Hearing: Listen carefully to the sounds around to anticipate key moments and emotional reactions. Train your ears for increases in volume, changes in vocal pitch, speed of talking… all these signify a crescendo, and likely one that’s worth photographing.
Think beyond the crowd’s laughter, the sniffles during the vows, or the whispers between the couple, and “look” with your ears for voice, footsteps and shifts in tone. These all serve as cues to focus your attention and zero in on the emotions unfolding for everyone, not just the couple.
The people around them are as much a part of the story as the couple themselves. Use their experience to amplify and complement your couple’s.
Touch: This is where strong knowledge of your gear comes in. You MUST be able to change all of your settings without taking your face away from the camera. By being in tune with your equipment, you can focus on the scene without fumbling or hesitation.
Need f8 instead of 1.4 so you can clearly show everyone’s reaction to what your subject is doing? Practice changing aperture and using the light meter in the viewfinder, rather than shooting and looking at the image after you’ve pressed the shutter.
Trust is essential for documentary wedding photographers. It allows for creative freedom and access to what your subject is feeling. Here are some key steps to fostering this deep sense of trust with your clients:
Communication: From the initial consultation to the wedding day itself, maintain open and honest communication with your clients. Discuss their expectations, preferences, and any concerns they may have.

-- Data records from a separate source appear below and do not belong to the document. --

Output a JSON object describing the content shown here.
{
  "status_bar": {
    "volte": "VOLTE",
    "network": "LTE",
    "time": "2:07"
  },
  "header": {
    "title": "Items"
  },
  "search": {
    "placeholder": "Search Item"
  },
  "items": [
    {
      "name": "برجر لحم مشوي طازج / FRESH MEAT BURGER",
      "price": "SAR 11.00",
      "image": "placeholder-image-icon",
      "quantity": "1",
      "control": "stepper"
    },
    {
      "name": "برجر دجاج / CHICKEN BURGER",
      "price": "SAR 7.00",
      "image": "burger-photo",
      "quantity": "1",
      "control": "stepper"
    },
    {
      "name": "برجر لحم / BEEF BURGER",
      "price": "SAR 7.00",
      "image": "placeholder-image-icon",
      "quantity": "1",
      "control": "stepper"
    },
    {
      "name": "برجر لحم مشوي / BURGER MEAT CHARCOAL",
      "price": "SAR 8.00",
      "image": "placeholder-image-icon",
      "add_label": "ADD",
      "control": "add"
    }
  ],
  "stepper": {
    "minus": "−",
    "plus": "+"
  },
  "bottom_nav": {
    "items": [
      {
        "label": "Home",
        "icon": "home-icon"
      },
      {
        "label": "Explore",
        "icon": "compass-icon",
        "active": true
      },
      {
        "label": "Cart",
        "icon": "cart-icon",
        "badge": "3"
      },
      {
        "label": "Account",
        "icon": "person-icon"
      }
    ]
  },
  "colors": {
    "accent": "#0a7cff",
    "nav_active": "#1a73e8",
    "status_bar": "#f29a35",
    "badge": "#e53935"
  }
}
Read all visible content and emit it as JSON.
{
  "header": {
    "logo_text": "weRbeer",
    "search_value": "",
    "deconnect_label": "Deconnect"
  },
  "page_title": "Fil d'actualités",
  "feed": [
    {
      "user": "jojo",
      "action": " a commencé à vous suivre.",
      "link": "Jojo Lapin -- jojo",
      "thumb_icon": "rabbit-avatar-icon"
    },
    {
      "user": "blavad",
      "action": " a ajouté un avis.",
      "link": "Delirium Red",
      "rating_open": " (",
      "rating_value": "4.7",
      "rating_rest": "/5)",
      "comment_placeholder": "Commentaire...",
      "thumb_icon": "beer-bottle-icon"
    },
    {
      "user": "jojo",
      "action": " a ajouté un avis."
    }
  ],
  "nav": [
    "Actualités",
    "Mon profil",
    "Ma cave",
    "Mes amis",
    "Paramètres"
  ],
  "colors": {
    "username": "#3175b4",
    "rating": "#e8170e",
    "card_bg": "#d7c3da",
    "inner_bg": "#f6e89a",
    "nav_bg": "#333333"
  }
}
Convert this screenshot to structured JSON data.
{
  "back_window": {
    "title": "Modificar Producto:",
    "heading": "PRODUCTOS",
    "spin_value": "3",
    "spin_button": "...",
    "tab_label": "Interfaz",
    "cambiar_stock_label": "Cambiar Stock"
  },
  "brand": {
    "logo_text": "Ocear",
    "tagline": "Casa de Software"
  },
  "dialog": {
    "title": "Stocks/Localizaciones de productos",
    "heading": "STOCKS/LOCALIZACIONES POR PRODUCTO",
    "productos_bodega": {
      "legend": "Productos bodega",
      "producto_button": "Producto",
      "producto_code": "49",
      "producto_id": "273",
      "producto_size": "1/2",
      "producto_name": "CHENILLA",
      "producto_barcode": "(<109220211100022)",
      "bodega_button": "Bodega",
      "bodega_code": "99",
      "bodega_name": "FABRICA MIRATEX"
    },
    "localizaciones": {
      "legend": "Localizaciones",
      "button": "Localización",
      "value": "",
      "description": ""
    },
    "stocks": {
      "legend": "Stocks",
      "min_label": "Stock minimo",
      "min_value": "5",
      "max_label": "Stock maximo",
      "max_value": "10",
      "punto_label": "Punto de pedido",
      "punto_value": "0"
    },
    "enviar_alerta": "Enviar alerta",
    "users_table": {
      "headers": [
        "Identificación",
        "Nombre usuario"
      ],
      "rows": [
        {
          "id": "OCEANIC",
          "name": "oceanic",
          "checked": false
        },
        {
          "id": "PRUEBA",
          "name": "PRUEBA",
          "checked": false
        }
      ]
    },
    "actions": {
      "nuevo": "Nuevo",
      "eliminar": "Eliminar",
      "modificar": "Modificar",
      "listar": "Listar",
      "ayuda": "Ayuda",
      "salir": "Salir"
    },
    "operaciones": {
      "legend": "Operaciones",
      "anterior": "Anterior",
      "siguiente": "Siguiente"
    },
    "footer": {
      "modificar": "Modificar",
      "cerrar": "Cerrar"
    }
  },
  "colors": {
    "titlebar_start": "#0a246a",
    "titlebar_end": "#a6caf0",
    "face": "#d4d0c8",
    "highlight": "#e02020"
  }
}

Give them lots of details about how you’ll move through the day, and share your process so they know what to expect.
Build Rapport: Share your inspirations and experiences as a means to give them insight into who you are as a person, so they can see you as a person. Demonstrate your genuine commitment and honest interest in who they are as people by active listening and prompt responses when they want to talk.
Portfolio and Testimonials: Show a portfolio with diverse environments and perspectives that highlight your unique documentary style, creativity, and expertise. Include testimonials from previous clients, emphasizing the ones that reveal trust in your vision and ability to deliver exceptional results, even in unconventional situations.
What About The Details?
As a documentary wedding photographer, the approach to capturing details may differ from that of a more traditional or stylized photographer. While staging and styling details can result in beautiful, magazine-worthy images, it’s important to remember that your primary goal as a documentary photographer is to capture how people experience the wedding day, not just what it looks like.
So instead of flatlays, watch for how guests use the details. Include the human element–holding flowers instead of flowers on the table, putting on the earring instead of earring on the desk, handwritten notes tucked away in a pocket, the way the wedding dress moves as they walk, or how they always reach for each other’s hands after their wearing the ring.
You might want to hire a second shooter that can photograph details for you. Wedding planners really appreciate these photos, so it’s good to have a plan for getting static detail images.
But the documentary wedding photographer finds a way to photograph details as part of the whole story. And therein lies the grace and originality of your work. How will you include the details to buoy their story?
Become a Documentary Wedding Photographer
If documentary wedding photography resonates with your heart, I encourage you to pursue it wholeheartedly! When I found out that documentary wedding photography was a thing, I fully dove into the genre. It’s incredibly satisfying to observe, anticipate and create.
My tagline is “For couples who want to feel what they felt” and that principle guides me through every single frame.
If you want to forge deep connections with your clients and make photos that are dedicated to feeling all the feels, then it’s time to step boldly onto the path less traveled. Welcome to the documentary wedding photography club!